长链非编码RNA(long non-coding, lncRNA)是长度超过200个核苷酸非编码内源RNA,参与OA的发病[3]。lncRNA H19在OA患者外周血[4]中和软骨细胞[5]中高表达,参与炎症反应和软骨细胞代谢;lncRNA HOTAIR在OA患者的外周血单核细胞(peripheral blood mononuclear cell, PBMC)[6]和软骨细胞[7]中均高表达;lncRNA GAS5参与骨疾病的发生发展[8]。这些lncRNA参与OA关节内或外周血免疫炎症细胞浸润过程。免疫浸润的枢纽基因和调控机制是OA研究的热点。文献研究也揭示了外周免疫细胞比值在OA中的预后价值[9]。但鲜有文献研究OA免疫炎症细胞浸润相关的lncRNA分子标志物,及其与OA患者免疫炎症指标的相关性。机器学习则是从大数据中进行算法模型的构建,在疾病亚型识别、生物标志物发现等方面有广泛的应用空间[10]。
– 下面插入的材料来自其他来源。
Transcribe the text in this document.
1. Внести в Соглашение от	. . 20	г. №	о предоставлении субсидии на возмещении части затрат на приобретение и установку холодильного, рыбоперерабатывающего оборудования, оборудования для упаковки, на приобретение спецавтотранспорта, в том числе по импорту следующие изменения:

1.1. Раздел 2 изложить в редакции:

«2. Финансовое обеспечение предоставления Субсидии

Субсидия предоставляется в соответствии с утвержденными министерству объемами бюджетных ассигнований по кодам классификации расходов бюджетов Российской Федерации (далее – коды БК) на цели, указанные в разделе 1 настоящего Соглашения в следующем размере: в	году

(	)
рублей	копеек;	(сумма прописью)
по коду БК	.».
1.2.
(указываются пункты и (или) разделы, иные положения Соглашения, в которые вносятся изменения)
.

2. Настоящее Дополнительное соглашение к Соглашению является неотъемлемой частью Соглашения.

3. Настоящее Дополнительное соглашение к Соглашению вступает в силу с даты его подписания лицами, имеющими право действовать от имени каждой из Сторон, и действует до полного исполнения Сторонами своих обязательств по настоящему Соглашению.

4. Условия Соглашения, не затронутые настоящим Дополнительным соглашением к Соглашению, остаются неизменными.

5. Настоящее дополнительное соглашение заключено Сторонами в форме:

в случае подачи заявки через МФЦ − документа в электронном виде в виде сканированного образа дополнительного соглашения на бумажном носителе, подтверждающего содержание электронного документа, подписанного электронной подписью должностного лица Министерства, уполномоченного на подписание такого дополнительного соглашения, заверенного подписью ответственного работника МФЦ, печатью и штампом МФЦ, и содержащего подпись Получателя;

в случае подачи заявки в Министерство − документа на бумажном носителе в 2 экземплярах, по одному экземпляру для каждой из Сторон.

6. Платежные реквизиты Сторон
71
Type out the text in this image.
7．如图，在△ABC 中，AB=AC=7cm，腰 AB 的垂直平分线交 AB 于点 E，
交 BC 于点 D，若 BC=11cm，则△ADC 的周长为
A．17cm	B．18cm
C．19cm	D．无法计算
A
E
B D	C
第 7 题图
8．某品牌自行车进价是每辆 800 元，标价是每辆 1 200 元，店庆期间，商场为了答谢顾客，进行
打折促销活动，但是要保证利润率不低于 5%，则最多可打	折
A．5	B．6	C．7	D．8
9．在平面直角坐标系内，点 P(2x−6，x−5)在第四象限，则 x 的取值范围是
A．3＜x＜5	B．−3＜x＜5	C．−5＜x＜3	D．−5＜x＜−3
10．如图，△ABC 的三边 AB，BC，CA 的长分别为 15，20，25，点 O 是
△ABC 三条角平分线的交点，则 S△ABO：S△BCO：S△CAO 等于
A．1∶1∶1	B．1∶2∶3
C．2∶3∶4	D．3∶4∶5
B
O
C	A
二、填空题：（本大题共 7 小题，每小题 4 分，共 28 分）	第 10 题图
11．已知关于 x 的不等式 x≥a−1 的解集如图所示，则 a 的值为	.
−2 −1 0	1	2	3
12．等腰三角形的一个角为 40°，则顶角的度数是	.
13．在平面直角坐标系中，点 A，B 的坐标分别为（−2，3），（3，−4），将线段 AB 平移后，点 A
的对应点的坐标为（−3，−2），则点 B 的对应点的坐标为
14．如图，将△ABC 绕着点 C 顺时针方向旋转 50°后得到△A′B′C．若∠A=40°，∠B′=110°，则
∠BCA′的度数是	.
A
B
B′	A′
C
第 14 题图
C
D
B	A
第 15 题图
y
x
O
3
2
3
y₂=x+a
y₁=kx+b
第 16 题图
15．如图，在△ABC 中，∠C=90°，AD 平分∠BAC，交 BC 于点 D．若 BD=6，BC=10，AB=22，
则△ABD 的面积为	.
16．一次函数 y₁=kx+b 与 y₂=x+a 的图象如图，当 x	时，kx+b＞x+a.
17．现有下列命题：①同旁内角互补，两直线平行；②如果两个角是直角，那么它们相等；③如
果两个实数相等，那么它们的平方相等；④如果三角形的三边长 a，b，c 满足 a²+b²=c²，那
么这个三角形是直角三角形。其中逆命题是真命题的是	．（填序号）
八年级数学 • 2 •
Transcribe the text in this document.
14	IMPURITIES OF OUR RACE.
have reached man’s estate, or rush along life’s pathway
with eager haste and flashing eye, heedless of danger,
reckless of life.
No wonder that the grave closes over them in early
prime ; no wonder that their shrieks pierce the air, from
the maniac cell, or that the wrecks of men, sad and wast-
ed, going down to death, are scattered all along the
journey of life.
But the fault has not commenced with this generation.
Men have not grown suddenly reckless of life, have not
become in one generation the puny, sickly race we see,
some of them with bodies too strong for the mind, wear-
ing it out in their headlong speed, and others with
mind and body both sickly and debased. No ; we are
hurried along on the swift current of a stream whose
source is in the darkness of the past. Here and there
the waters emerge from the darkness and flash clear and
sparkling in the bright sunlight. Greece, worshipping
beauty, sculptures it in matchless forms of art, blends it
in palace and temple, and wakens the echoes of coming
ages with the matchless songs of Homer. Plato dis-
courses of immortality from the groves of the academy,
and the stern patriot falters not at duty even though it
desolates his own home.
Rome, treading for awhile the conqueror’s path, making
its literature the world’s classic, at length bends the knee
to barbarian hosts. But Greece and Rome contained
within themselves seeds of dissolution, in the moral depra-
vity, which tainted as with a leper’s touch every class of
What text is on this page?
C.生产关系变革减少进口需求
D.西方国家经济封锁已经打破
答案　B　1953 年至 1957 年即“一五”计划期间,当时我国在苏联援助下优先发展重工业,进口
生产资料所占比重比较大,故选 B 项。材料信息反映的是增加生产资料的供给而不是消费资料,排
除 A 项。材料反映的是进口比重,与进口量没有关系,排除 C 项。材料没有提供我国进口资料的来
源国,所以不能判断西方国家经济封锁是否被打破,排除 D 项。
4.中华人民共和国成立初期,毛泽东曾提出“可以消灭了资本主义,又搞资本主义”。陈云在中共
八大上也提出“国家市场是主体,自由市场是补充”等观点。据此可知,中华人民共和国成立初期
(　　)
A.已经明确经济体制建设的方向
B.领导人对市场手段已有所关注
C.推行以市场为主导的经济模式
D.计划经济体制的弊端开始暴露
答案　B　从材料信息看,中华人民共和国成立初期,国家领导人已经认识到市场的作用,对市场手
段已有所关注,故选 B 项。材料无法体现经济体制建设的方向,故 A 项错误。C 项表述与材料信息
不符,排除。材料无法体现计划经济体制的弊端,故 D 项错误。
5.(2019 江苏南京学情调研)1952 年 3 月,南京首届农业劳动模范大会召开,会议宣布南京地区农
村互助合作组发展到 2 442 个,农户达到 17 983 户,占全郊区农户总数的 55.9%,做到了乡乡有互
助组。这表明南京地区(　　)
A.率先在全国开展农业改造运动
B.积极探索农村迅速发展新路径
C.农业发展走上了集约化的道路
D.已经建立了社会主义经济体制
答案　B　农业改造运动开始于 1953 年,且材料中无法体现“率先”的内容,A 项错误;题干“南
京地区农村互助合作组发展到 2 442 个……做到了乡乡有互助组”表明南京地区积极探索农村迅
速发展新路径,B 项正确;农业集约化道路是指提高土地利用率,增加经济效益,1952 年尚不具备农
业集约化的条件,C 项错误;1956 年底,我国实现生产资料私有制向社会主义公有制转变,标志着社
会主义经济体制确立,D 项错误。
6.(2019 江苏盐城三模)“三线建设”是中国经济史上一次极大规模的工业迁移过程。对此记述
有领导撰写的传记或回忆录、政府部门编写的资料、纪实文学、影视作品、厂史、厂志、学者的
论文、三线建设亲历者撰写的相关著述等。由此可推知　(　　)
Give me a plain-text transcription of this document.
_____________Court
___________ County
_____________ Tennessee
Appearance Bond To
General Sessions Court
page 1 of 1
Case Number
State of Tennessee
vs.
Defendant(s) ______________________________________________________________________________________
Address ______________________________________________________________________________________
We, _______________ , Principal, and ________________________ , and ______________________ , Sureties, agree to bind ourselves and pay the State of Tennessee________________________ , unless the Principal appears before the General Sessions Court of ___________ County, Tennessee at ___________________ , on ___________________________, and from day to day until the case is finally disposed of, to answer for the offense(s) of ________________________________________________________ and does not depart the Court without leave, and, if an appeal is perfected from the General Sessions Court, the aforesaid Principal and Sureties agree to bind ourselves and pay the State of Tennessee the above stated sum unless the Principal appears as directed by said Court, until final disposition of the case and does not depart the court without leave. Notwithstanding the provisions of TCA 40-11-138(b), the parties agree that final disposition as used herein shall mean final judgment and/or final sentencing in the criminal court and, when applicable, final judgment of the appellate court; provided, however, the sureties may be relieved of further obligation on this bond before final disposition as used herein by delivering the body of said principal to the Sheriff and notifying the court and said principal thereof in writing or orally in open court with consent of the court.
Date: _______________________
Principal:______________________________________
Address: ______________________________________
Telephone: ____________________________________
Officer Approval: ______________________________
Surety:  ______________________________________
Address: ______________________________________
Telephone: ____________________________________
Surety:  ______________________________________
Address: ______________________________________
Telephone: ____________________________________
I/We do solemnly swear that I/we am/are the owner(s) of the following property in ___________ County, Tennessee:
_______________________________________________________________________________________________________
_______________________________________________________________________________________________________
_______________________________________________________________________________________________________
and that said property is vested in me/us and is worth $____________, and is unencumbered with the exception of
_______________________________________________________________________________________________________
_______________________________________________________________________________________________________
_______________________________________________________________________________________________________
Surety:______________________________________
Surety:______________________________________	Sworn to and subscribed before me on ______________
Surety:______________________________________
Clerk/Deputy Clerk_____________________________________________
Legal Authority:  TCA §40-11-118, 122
本研究从GEO(Gene Expression Omnibus)数据库中获取OA的RNA测序数据,结合机器学习,对差异表达lncRNA进行深度筛选。受试者工作特征(receiver operating characteristic, ROC)曲线评估算法的准确性,以鉴定候选的lncRNA分子诊断标志物。临床试验中加以验证,分析候选lncRNA与OA患者免疫炎症的相关性,以期发现OA中可行的免疫炎症相关生物标志物,为临床OA的早期诊断和治疗提供新的方向。
1. 资料和方法
1.1 数据收集和数据处理
数据集(GEO)数据库(https://www.ncbi.nlm.nih.gov/geo/)的搜索关键词: “Osteoarthritis” “Homo sapiens” “Expression profiling by array”。筛选标准如下:微阵列数据集参考骨关节炎RNA测序数据;包括OA患者样本和健康正常人样本。最终,筛选出5个数据集:GSE43270[11]、GSE51588[12]、GSE117999[13]、GSE169077和GSE48556[14],下载芯片中矩阵及平台文件,共有261个组织样本,包括72个软骨组织(GSE43270、GSE117999和GSE169077),50个胫骨平台样本(GSE51588)和139个外周血单核细胞样本(GSE48556),共包括76个正常健康人样本和185个OA患者样本,具体数据见表1。基于R语言的combat消除多个数据的批次效应[15],RMA(robust multichip average)[16]对数据进行预处理(如表达式计算、归一化、背景校正)。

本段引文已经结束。